Dans la gestion des municipalités, l’on compte une vingtaine de femmes maires sur 360. Il n’y a aucune femme Gouverneur à l’heure actuelle, une femme Préfet, quelques femmes Sous-préfet et aucune femme Ambassadrice. Concernant la gestion des sociétés étatiques, il y a 3 femmes Directeurs généraux sur une vingtaine de Directions générales.  Au niveau des Universités d’État, deux femmes sur 8 sont Vice- Chancelor dans les Universités de Buéa et de Bamenda. Dans les postes de commandement, plusieurs femmes sont Commissaires de police principales et Commissaires de police. Aucune femme n’est encore parvenue, jusqu’à présent,  à transcender le baroud d’honneur, en devenant Général du corps d’armée. En revanche, une dame a franchi le rubicond du commandement, sentier dit traditionnellement masculin. A la faveur d’un récent décret présidentiel, Anne Bella Kotto est Commandant de la Légion de gendarmerie du Sud depuis le 27 février 2015. C’était, à juste titre, la cerise sur le gâteau offerte par le Chef de l’État aux femmes à quelques encablures de la Journée internationale de la femme (Jif 2015), célébrée tous les 8 mars chaque année. Une décision politique doublement technique et stratégique en pleine semaine de la femme. Par simple métaphore, l’on dirait la clameur du Prince faite à la gent féminine. Un seul mot, comme qui dirait, honneur aux dames! Comme quoi Paul Biya ne vous oublie pas Mmes. Passons!

—–A la recherche des pesanteurs sociale, éducative, culturelle et politique de l’émergence des femmes dans les strates décisionnelles

21ans après Beijing : La promotion féminine à l’épreuve des faits

Des femmes militaires camerounaises au front contre Boko Haram.

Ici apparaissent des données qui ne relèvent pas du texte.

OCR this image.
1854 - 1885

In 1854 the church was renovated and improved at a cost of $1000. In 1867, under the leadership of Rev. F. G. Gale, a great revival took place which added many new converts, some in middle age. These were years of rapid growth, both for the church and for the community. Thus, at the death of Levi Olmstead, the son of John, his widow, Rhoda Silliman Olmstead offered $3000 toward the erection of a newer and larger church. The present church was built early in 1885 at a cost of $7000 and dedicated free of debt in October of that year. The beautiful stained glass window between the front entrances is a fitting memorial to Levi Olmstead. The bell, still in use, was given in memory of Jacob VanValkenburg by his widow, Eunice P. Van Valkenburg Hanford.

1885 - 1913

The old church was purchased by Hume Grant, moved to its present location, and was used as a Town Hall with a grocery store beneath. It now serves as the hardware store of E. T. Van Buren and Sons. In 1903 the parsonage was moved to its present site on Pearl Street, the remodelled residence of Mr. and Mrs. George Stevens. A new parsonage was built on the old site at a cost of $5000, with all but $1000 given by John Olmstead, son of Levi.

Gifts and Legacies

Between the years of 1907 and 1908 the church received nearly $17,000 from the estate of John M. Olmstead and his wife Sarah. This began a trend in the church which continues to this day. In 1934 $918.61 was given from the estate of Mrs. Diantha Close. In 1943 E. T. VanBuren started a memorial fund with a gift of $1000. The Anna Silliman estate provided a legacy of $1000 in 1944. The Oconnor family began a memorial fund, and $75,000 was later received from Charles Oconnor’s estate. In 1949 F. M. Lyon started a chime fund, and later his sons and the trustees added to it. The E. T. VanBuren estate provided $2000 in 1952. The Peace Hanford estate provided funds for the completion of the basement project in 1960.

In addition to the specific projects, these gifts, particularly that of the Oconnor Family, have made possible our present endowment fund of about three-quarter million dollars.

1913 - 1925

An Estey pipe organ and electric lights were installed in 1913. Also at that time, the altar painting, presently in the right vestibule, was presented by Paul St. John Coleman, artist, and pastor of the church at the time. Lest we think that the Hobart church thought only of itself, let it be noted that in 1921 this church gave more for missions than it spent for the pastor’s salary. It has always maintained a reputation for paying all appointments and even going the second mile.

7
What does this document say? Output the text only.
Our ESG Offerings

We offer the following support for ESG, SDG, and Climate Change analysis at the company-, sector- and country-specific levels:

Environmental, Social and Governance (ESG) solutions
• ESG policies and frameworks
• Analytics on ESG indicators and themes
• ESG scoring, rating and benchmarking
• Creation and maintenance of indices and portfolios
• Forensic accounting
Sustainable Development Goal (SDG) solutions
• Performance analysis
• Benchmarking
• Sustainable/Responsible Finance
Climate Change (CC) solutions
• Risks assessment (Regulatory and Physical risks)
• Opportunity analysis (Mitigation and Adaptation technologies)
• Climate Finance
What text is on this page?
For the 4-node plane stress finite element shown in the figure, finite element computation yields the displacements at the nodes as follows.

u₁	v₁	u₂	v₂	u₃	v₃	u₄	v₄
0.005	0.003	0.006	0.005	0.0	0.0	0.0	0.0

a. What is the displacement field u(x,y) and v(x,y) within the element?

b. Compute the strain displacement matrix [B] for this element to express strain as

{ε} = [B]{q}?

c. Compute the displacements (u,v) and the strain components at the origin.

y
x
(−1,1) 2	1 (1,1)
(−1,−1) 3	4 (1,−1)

Au niveau de la fonction publique, si la qualification professionnelle constitue l’une des conditions de l’accession à des postes de responsabilité, les facilités d’ascension sociale ne semblent pas être une sinécure au regard du nombre réduit de femmes remplissant cette condition. En dépit de leur niveau d’étude élevé, des femmes demeurent au bas de l’échelle administrativo-politique. Cette faible représentation des femmes dans les circuits de prise de décision est, au plan politique, imputable au caractère discrétionnaire des nominations, au déficit criard de l’influence des lobbies féministes et des mentors de femmes, ainsi qu’à la faible volonté des partis politiques de favoriser l’investiture de ces dernières. Les textes de nomination relatifs au choix des femmes dans les hautes sphères de décisions sont signés par le Chef de l’État et le Premier Ministre, qui sont, tous les deux, de sexe masculin.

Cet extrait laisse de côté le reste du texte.